The power to teleport all gold to criminals and or teleport criminals to gold

the power to tell Austin Zachrich to go pee

ability to levitate using my fart...

The poewr to selpl eryvetihng wonrg.

The power to levitate 0.000000000000001mm off the ground when going up stairs.

The power of turning your nose upside down, but only when it's raining... or in the shower.

The power to make something slightly sticky. Like after you each a juicy piece of fruit.
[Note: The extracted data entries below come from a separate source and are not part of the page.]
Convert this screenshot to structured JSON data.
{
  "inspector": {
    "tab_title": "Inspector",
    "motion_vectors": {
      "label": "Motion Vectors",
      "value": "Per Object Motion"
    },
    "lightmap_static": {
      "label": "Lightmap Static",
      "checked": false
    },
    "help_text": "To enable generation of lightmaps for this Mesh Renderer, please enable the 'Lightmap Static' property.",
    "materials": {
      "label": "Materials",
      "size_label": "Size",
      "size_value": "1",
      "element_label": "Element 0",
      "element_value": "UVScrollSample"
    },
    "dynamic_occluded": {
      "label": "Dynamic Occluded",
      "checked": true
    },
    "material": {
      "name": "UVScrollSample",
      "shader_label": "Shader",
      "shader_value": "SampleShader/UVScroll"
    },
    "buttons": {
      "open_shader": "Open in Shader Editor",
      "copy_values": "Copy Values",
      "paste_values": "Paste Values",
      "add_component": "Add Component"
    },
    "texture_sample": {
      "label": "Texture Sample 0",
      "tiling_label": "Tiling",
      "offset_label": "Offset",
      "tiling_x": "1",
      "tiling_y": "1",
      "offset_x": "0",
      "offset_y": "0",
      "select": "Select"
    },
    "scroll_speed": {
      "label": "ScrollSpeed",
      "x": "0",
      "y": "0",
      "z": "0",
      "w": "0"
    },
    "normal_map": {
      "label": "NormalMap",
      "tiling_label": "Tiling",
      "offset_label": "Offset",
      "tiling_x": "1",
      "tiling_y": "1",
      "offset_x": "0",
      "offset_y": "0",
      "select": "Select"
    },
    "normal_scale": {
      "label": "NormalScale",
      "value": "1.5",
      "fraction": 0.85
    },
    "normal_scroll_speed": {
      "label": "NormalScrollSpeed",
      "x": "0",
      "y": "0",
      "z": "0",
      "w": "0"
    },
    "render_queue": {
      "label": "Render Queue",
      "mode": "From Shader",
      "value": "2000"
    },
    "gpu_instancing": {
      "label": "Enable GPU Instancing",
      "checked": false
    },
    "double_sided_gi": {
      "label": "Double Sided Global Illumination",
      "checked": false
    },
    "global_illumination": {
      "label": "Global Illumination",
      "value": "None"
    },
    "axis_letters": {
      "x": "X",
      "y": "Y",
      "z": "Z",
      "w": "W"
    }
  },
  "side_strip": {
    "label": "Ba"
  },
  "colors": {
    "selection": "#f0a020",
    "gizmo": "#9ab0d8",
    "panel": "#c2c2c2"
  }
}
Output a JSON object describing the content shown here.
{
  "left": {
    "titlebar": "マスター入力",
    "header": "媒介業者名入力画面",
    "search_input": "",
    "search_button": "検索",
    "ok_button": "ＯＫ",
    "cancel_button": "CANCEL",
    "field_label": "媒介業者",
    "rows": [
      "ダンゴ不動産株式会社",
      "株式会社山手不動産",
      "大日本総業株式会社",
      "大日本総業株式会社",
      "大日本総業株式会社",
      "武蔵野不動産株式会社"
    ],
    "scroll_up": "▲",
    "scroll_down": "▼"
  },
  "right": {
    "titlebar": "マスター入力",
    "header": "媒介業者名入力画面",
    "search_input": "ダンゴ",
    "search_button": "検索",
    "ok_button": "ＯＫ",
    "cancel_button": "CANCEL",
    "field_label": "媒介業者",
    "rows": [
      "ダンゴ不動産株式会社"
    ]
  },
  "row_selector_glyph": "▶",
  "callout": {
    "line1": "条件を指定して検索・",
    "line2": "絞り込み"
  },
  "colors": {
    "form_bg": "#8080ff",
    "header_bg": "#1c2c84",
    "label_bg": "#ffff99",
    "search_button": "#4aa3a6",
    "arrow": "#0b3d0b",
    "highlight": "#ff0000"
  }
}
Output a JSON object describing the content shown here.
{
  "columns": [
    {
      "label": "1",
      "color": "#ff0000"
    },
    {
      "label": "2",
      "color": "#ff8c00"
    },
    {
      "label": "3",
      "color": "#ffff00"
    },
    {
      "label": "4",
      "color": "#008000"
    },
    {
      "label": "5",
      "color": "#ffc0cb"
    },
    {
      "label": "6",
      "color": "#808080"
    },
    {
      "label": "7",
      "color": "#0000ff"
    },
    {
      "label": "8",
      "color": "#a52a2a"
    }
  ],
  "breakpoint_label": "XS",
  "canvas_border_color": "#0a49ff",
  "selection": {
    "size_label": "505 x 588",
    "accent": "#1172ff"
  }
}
You make everything feel like that.

The power to fart through your mouth and burb through your butt

The power to view pointless superpowers on a screen.

The ability to see through insects.

the ability to invent cheese and toast

Doing a handstand with your feet

The power to mentally control tapeworms.

The power to read this text unless you can see it.

The power to give yourself any disease, but not the power to cure it.

The ability to see through blind peoples eyes

The power to tolerate the excistance of Richard Davison

The power to grab a cup of purple drank, Then drink it

The ability to fly but your hand have to touch the earth

The ability to write a pointless superpower, which was posted earlier without having read it.

the power to perminately bring jade goody back from the dead

The power to become square shaped each time you are on fire. Moral: Try rolling on the ground now bitch...

The power to become allmighty and imortal, all you need to do is to touch either Kryptonite, or adamantium.

hello

Pointless Super Powers

A pointless super power is a supernatural ability that has no practical value. The humor is in the fact that you would be better of without that special ability. Enjoy this funny collection of pointless superpowers and write you own!